I'm revising for an exam and I've stumbled by Ultimate Periodicity.
The exercise is:
Prove that $A = \left\{ a^{n^2} \mid n \in \Bbb{N} \right\}$ isn't regular.
Can someone explain how we get to an answer with this, an explanation of the variables?

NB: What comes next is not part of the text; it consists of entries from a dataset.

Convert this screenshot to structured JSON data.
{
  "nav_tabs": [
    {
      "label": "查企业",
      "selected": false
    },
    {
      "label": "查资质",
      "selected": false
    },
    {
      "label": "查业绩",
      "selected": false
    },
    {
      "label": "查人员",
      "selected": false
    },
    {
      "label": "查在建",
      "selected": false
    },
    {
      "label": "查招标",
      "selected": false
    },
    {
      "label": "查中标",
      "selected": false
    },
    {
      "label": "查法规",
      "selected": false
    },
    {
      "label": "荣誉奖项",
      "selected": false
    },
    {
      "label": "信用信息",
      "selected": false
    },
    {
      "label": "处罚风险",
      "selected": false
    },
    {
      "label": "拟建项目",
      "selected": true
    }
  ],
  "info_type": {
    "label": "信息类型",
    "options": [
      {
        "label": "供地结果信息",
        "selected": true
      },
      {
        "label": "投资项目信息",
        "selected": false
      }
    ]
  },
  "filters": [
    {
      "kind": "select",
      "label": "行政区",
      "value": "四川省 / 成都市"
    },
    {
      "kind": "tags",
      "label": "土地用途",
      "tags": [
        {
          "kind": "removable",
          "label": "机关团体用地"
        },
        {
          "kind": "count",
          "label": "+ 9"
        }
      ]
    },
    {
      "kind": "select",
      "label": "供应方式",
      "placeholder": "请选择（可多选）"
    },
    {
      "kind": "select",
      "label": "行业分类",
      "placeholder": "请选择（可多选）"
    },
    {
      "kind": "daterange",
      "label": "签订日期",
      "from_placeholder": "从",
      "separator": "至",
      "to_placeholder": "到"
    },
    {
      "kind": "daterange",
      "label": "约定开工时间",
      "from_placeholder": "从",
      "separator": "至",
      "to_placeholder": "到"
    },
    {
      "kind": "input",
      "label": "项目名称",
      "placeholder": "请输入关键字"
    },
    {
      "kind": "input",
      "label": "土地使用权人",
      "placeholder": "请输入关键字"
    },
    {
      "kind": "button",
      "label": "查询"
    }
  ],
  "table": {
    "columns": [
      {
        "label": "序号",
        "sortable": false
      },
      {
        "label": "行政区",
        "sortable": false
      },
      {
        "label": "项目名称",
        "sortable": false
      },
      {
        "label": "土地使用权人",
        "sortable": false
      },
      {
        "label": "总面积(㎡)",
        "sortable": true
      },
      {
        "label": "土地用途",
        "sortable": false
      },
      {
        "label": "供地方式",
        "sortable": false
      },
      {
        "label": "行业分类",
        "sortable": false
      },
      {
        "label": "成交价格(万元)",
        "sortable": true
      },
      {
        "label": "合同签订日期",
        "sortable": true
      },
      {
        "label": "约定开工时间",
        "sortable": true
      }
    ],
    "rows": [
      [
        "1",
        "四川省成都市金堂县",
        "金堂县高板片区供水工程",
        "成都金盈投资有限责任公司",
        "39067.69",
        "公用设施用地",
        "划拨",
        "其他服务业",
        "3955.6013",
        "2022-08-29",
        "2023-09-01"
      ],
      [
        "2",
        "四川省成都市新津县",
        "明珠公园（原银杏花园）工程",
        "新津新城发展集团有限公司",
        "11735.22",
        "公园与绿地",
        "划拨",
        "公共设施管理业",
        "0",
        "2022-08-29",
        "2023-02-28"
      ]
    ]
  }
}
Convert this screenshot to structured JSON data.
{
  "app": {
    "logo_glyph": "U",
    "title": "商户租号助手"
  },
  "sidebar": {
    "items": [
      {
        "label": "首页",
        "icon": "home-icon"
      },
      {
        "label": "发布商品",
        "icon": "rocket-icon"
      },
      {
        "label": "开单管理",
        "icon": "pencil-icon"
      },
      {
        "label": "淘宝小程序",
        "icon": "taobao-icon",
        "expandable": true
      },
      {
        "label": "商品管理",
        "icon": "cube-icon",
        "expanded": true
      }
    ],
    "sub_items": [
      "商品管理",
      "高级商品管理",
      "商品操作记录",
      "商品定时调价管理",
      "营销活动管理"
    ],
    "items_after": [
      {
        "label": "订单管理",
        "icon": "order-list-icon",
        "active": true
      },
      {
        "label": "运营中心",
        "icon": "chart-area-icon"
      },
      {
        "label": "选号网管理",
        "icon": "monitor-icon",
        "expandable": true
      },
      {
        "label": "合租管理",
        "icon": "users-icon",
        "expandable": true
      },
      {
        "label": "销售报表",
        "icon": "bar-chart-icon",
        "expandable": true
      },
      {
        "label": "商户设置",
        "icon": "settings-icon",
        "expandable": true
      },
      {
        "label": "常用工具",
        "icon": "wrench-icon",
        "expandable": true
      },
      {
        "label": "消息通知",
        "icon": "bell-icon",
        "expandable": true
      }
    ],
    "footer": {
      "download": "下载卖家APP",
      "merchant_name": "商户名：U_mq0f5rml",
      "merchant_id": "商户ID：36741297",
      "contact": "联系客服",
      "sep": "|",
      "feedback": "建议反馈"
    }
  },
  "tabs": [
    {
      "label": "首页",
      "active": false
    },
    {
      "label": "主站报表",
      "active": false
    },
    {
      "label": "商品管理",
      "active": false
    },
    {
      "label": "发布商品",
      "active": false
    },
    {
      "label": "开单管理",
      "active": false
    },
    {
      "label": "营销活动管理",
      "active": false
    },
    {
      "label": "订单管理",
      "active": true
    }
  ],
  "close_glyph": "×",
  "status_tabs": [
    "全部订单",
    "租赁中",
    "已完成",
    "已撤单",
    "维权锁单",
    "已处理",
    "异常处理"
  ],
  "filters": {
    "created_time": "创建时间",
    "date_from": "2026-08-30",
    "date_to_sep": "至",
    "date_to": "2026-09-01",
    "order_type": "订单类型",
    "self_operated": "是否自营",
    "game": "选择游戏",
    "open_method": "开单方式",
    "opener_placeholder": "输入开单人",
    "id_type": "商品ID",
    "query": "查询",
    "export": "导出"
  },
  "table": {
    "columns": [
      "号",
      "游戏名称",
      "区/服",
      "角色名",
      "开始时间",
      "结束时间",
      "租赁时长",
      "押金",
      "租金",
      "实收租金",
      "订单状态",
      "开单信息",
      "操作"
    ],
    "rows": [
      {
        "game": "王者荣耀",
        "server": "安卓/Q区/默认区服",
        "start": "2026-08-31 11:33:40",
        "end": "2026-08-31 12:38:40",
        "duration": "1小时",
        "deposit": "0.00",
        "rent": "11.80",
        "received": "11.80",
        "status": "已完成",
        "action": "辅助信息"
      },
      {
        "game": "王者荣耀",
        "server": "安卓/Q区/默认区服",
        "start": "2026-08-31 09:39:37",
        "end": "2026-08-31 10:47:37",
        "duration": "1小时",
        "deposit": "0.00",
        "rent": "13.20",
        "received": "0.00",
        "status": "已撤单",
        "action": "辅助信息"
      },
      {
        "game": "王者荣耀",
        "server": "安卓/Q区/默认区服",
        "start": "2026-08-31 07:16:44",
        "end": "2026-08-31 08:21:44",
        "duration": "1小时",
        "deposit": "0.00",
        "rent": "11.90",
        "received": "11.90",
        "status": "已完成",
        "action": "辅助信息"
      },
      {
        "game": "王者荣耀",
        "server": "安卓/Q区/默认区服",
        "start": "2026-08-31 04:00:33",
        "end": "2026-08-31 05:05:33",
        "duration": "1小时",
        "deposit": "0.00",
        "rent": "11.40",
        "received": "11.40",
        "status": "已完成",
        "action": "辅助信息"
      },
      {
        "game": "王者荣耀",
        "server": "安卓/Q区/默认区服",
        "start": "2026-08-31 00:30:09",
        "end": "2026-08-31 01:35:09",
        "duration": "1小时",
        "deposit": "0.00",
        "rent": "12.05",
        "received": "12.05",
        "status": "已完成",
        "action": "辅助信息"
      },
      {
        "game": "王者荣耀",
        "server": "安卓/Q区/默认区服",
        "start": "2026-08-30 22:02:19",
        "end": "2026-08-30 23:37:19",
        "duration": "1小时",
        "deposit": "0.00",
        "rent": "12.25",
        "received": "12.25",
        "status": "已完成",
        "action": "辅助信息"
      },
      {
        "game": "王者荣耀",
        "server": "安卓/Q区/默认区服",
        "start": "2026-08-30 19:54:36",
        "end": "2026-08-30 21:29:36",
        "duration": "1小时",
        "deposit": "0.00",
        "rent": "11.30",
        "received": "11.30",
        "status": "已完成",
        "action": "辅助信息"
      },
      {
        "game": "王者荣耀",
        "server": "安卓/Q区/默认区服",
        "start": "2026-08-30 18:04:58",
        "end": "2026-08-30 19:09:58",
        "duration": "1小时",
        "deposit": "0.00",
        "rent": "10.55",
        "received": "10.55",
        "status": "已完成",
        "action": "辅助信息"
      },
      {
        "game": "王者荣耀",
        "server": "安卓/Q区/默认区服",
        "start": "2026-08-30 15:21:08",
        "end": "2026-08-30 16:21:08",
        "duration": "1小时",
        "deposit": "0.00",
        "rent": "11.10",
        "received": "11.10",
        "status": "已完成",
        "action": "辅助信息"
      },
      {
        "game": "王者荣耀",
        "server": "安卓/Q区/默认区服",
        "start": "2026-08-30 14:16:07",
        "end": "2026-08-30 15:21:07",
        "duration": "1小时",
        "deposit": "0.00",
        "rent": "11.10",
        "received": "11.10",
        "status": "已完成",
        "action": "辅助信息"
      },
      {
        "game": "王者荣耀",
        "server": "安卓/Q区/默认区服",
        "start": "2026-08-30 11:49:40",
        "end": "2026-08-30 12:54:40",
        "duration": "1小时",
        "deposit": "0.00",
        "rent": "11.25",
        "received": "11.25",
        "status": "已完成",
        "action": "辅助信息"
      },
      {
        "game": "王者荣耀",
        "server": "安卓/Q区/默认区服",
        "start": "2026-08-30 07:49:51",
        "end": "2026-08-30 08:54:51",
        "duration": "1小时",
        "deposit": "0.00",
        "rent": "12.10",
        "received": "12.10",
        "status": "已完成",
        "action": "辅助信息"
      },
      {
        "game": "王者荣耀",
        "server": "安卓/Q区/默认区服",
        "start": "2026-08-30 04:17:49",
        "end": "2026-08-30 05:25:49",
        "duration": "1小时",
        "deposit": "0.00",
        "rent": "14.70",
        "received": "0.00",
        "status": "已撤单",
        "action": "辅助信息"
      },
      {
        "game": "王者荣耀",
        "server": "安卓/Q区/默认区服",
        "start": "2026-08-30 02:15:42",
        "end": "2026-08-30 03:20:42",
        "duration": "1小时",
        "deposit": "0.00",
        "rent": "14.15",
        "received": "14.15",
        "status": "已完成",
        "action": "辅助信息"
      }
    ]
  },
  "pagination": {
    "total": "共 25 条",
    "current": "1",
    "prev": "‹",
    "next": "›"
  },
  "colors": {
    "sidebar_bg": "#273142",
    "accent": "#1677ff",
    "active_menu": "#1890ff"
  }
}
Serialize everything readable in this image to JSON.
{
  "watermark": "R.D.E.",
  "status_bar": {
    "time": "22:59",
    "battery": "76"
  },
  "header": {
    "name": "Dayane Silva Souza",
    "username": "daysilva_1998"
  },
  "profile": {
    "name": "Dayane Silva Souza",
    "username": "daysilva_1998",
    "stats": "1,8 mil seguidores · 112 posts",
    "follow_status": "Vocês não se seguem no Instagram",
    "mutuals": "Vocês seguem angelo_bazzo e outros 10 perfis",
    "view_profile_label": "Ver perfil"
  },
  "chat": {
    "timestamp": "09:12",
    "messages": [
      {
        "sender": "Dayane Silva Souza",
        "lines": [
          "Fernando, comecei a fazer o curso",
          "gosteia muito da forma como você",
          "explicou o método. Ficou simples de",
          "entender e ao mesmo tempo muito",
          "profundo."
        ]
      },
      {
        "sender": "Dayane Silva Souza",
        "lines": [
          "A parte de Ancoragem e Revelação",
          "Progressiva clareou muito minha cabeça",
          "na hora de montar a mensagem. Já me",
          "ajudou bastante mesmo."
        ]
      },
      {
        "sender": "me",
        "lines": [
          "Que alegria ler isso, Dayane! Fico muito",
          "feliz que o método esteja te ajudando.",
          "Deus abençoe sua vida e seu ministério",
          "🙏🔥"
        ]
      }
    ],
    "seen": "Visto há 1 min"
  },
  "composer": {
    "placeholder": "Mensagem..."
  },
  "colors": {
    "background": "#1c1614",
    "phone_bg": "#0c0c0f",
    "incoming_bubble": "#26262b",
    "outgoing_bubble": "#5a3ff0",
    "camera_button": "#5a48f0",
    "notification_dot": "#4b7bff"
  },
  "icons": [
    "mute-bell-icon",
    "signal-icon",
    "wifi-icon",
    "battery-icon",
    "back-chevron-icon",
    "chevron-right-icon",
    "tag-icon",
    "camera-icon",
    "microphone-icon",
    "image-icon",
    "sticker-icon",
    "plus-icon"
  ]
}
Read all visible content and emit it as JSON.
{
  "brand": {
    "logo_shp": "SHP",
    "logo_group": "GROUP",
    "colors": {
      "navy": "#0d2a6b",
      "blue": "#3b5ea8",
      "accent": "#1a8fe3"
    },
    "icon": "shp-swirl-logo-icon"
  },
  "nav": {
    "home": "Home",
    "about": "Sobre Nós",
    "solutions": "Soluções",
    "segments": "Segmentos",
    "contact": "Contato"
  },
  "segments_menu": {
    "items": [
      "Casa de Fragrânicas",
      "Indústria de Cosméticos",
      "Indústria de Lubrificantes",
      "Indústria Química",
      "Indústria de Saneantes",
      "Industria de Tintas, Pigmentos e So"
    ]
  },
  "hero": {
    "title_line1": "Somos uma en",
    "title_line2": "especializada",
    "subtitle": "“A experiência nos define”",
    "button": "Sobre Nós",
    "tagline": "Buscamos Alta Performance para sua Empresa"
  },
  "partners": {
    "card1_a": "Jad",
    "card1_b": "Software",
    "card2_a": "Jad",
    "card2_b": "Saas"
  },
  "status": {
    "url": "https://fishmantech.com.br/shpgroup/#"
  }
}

The answer booklet gave this:
Say that A is regular. Then $\{n^2 | n ∈ \mathbb{N}\}$ is eventually periodic. That means to say, $∃ N, p ∈ \mathbb{N}$ Such that $ p \geq 1$ and $\forall \,m \geq N \, m^2 ∈ A ⇐⇒ m^2 + p ∈ A $
$\max\{N,p\}+1, m^2 < m^2+p < m^2+m ≤ m^2+2m+1 = (m+1)^2$
Consider a DFA $M$ that recognizes an infinite regular language $L$ over the alphabet $\{a\}$. Then $M$ must have the following form:
$$\begin{array}{ccc} q_0&\longrightarrow&q_1&\longrightarrow&\ldots&\longrightarrow&q_m&\longrightarrow&q_{m+1}&\longrightarrow&\ldots&\longrightarrow&q_n\\ &&&&&&\uparrow&\longleftarrow&\longleftarrow&\longleftarrow&\ldots&\longleftarrow&\downarrow \end{array}$$
That is, it must consist of an initial segment, possibly empty (if $m=0$), followed by a loop. If $A$ is the set of acceptor states, let
$$I=\{k:0\le k<m\text{ and }q_k\in A\}$$
and
$$C=\{k:m\le k\le n\text{ and }q_k\in A\}\;.$$
Let $d=n-m+1$. Then
$$\{n:a^n\in L\}=I\cup\{kd+c:c\in C\text{ and }k\in\Bbb N\}\;.$$
(Note that for me $0\in\Bbb N$.) Thus, there are an $m\in\Bbb N$ and a $d\in\Bbb Z^+$ such that if $a^n\in L$ and $n\ge m$, then $a^{n+d}\in L$. That is, the set of lengths of words of $L$ is eventually periodic with period $d$. (The eventually refers to the possible existence of an initial segment of lengths of words that don’t reach the cyclic part of $M$.)